The trail is a short drive from Anchorage or the Valley, yet the hut is far enough from the trailhead to feel remote. The ride begins just beyond a drive-in campground and follows Eklutna Lake for about eight miles to the head of the lake, then continues for another four bringing you closer to the glacial source of Anchorage’s tap water. Sections of the first eight miles have narrower alternative trails closer to the lake that are reserved for nonmotorized users and are often less steep than the wider main trail. The ride is not overly technical or strenuous, yet the payoff in scenery is off the charts.
Once you reach the cabin, there is ample room to park bikes under the overhang outside of the sleeping side of the cabin. From there, you can take a hike or ride farther up the trail toward the waterfall and the glacier. Other activities include wildlife viewing – scan the slopes for Dall sheep – and exploring the riverbed. The back deck is a great place to spend time reading, writing or having a post-ride yoga session.

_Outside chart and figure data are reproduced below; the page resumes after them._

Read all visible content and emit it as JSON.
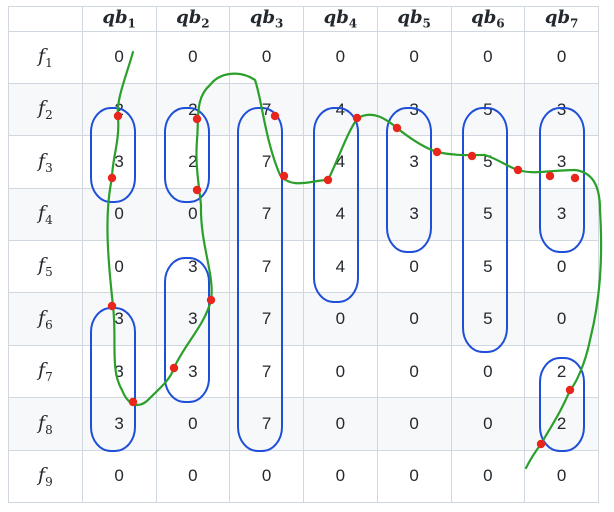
{
  "table": {
    "column_headers": [
      {
        "base": "qb",
        "sub": "1"
      },
      {
        "base": "qb",
        "sub": "2"
      },
      {
        "base": "qb",
        "sub": "3"
      },
      {
        "base": "qb",
        "sub": "4"
      },
      {
        "base": "qb",
        "sub": "5"
      },
      {
        "base": "qb",
        "sub": "6"
      },
      {
        "base": "qb",
        "sub": "7"
      }
    ],
    "rows": [
      {
        "label": {
          "base": "f",
          "sub": "1"
        },
        "cells": [
          "0",
          "0",
          "0",
          "0",
          "0",
          "0",
          "0"
        ]
      },
      {
        "label": {
          "base": "f",
          "sub": "2"
        },
        "cells": [
          "2",
          "2",
          "7",
          "4",
          "3",
          "5",
          "3"
        ]
      },
      {
        "label": {
          "base": "f",
          "sub": "3"
        },
        "cells": [
          "3",
          "2",
          "7",
          "4",
          "3",
          "5",
          "3"
        ]
      },
      {
        "label": {
          "base": "f",
          "sub": "4"
        },
        "cells": [
          "0",
          "0",
          "7",
          "4",
          "3",
          "5",
          "3"
        ]
      },
      {
        "label": {
          "base": "f",
          "sub": "5"
        },
        "cells": [
          "0",
          "3",
          "7",
          "4",
          "0",
          "5",
          "0"
        ]
      },
      {
        "label": {
          "base": "f",
          "sub": "6"
        },
        "cells": [
          "3",
          "3",
          "7",
          "0",
          "0",
          "5",
          "0"
        ]
      },
      {
        "label": {
          "base": "f",
          "sub": "7"
        },
        "cells": [
          "3",
          "3",
          "7",
          "0",
          "0",
          "0",
          "2"
        ]
      },
      {
        "label": {
          "base": "f",
          "sub": "8"
        },
        "cells": [
          "3",
          "0",
          "7",
          "0",
          "0",
          "0",
          "2"
        ]
      },
      {
        "label": {
          "base": "f",
          "sub": "9"
        },
        "cells": [
          "0",
          "0",
          "0",
          "0",
          "0",
          "0",
          "0"
        ]
      }
    ]
  },
  "annotations": {
    "blue_circle_color": "#1f4fd8",
    "green_path_color": "#2aa02a",
    "red_mark_color": "#e8261b",
    "circled_groups": [
      {
        "column": 1,
        "from_row": 2,
        "to_row": 3
      },
      {
        "column": 1,
        "from_row": 6,
        "to_row": 8
      },
      {
        "column": 2,
        "from_row": 2,
        "to_row": 3
      },
      {
        "column": 2,
        "from_row": 5,
        "to_row": 7
      },
      {
        "column": 3,
        "from_row": 2,
        "to_row": 8
      },
      {
        "column": 4,
        "from_row": 2,
        "to_row": 5
      },
      {
        "column": 5,
        "from_row": 2,
        "to_row": 4
      },
      {
        "column": 6,
        "from_row": 2,
        "to_row": 6
      },
      {
        "column": 7,
        "from_row": 2,
        "to_row": 4
      },
      {
        "column": 7,
        "from_row": 7,
        "to_row": 8
      }
    ]
  }
}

I like to spend at least two nights at the hut since it allows for one day of exploring the area before returning home.
You and your visitors will remember a trip to the hut for years to come. And you might just start a new tradition.

 

If you go

For details on how to book the Serenity Hut or other cabins at Eklutna Lake, visit dnr.alaska.gov/parks/cabins/anch#seren. Reservations must be made in person.
Gear: If your guests need bicycles, rentals are available from Lifetime Adventures, located near the trailhead. www.lifetimeadventure.net/eklutna-trips-and-rentals/
Getting there: From Anchorage on the Glenn Highway, take the Thunderbird Falls exit and continue past the falls on the Old Glenn Highway. Just after the bridge over the Eklutna River, turn right on Eklutna Lake Road. From the Valley, take the Eklutna exit, cross the highway, turn right onto the Old Glenn and watch for the intersection with Eklutna Lake Road, where you will turn left. The fee area and trailhead are approximately 9 miles up the road.